One of the chief benefits of the technology is that molecular chips would self-assemble,
meaning chemists would simply mix up some chemicals and pour them onto a flat
film and the chemical transistors would assemble by themselves. That’s
a much cheaper manufacturing process than etching. A state-of-the-art chip
plant today costs $3 billion and is expected to cost $6 billion by the middle
of this
decade.
But critics of molecular computing also have pointed to self-assembly as the
Achilles’ heel of the technology—if computer scientists don’t
know the details of the molecular microchip, how can they program it? Regardless
of how cheap or powerful the computer is, it’s useless if it can’t
be programmed.
Tour has never listened to those critics. Based on his experiences both as
a teacher and a father, he knows it’s possible to teach pupils without understanding
the precise workings of their minds. Tour believes the key to “mortal programming”—programming
a computer without knowing what is inside or having the ability to change the
state of individual transistors—is to find the right mathematical techniques
to simulate the type of learning people experience every day.
“The first time I brought this up in a speech to the Rice faculty three
years ago, several people told me it could never be done,” Tour says. “At
that point, I knew I needed to talk to students, because students don’t
have any preconceived ideas about what is possible or impossible.”
So Tour invited Summer and Chris Husband, newly married incoming graduate students
in applied mathematics, to join his project. “The joke around the office
is that we didn’t know that we were signing up for the impossible,” Summer
Husband said. “Chris and I just thought it was a really intriguing idea,
and as graduate students, we wanted to work on a project that was challenging
and unique.” Tour’s research team also included computer science
graduate student William L. Van Zandt and undergraduate Lauren S. Wilson and
collaborated with Paul D. Franzon and David P. Nackashi of North Carolina State
University.
To find out whether mortal programming was feasible, the Husbands wrote a series
of computer simulations that mimic what goes on inside a nanocell—a one-micron
square of film containing several hundred gold nanoparticles interlaced with
thousands of molecular switches. Using a variety of mathematical techniques,
the team showed that it was possible to train nanocells to serve as simple adders—a
logic circuit capable of adding two whole numbers that are less than or equal
to three—and as logic gates—the elementary building blocks of digital
circuitry that perform specific tasks.
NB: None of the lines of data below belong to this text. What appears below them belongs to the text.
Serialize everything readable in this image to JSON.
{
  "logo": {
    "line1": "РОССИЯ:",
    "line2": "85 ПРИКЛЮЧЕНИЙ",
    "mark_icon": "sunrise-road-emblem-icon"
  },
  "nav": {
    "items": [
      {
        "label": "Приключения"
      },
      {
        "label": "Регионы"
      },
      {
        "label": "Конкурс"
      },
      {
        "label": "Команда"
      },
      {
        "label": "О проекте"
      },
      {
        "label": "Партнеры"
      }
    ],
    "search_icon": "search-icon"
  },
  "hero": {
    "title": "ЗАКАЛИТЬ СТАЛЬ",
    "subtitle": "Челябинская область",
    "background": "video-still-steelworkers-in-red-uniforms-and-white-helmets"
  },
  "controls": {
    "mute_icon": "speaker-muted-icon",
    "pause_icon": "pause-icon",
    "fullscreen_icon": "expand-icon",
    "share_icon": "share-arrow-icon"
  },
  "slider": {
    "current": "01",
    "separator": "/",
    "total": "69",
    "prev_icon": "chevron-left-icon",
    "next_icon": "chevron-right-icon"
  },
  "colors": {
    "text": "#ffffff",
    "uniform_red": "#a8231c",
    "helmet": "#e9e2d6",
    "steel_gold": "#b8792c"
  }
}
The results of their research appear in
a paper titled “Nanocell Logic Gates for Molecular Computing,” published
recently in the IEEE Transactions on Nanotechnology.
The findings are significant because, in addition to being able to self-assemble,
nanocells are up to 50 times smaller than the solid-state-based logic gates.
Solid-state systems also consume more power and generate more heat than nanocells.
The published study simply sought to prove that it is possible to train nanocells
as logic gates. Now the group is asking the really hard question: Can they actually
conduct mortal programming?
Tour expects to publish that work this year.